Em 1771, foi responsável pela construção de um cais, obra que foi muito elogiada pelo Vice-Rei, o Marquês do Lavradio, pela qualidade, rapidez e baixo custo, utilizando pedras de alvenaria e argamassa, ao invés do usual que era utilizando pedras de cantaria.[9] Além disso, neste período também assistiu obras como: a construção de um corpo de guarda para a Guarda da Cadeia, gradamentos de ruas, consertos de fontes, uma casa de ferraria e uma cavalaria.[7] É provavelmente durante este período no Rio de Janeiro em que Roscio elaborou o plano para a Igreja da Candelária, propondo o estilo barroco ao templo, cuja construção começou em 1775.[10]

Em 27 de dezembro de 1773, Roscio é enviado pelo referido Vice-Rei para a Ilha de Santa Catarina (atual Florianópolis), para auxiliar na passagem das tropas que eram enviadas para auxiliar na retomada do Rio Grande de São Pedro, cujo território tinha sido invadido pelo espanhóis em 1763, no contexto da Guerra Hispano-Portuguesa.[7] Nesse sentido, Roscio acompanha as tropas ao Rio Grande, com ordens de lá fazer todas as obras de defesa possíveis e todas as observações que pudesse fazer.

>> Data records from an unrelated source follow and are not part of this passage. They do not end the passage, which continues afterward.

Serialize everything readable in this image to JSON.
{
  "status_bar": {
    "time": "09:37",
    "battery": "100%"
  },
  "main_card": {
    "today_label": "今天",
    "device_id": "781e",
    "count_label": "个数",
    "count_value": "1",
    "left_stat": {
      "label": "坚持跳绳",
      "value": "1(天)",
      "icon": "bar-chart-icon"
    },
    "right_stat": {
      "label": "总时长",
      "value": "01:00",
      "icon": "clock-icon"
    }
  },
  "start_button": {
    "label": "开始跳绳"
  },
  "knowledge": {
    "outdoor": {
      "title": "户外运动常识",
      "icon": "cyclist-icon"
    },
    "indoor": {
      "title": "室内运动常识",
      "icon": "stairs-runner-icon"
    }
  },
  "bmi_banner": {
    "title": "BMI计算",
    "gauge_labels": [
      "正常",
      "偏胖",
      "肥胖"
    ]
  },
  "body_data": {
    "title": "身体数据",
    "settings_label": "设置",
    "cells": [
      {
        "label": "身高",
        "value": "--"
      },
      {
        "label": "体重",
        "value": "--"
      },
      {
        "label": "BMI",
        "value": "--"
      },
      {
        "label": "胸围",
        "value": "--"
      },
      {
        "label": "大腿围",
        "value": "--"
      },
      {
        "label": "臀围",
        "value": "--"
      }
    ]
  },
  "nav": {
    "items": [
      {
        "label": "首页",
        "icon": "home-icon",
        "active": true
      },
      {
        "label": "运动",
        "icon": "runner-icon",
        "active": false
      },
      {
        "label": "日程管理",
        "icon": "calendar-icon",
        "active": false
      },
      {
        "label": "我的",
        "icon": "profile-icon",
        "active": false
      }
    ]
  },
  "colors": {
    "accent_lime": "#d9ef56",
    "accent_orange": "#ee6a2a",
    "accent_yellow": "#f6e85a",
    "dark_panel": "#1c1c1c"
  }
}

Durante esse tempo no Rio Grande de São Pedro, ele produz o “Compêndio Noticioso do Continente do Rio Grande de São Pedro até o Distrito do governo de Santa Catarina, extraído dos meus diários, observações e notícias, que alcancei nas jornadas que fiz ao dito continente nos anos de 1774 e 1775” , que é publicado em 1781, a pedido do Marquês do Lavradio. Nesta obra, que é uma das mais conhecidas de Roscio por ser um dos primeiros relatos descritivos do Continente do Rio Grande, ele aborda temas como hidrografia, geografia, povoações, toponímias, e, em um segundo momento, a economia local, os modos de produção, os costumes da população e os problemas que afligem a região.[11]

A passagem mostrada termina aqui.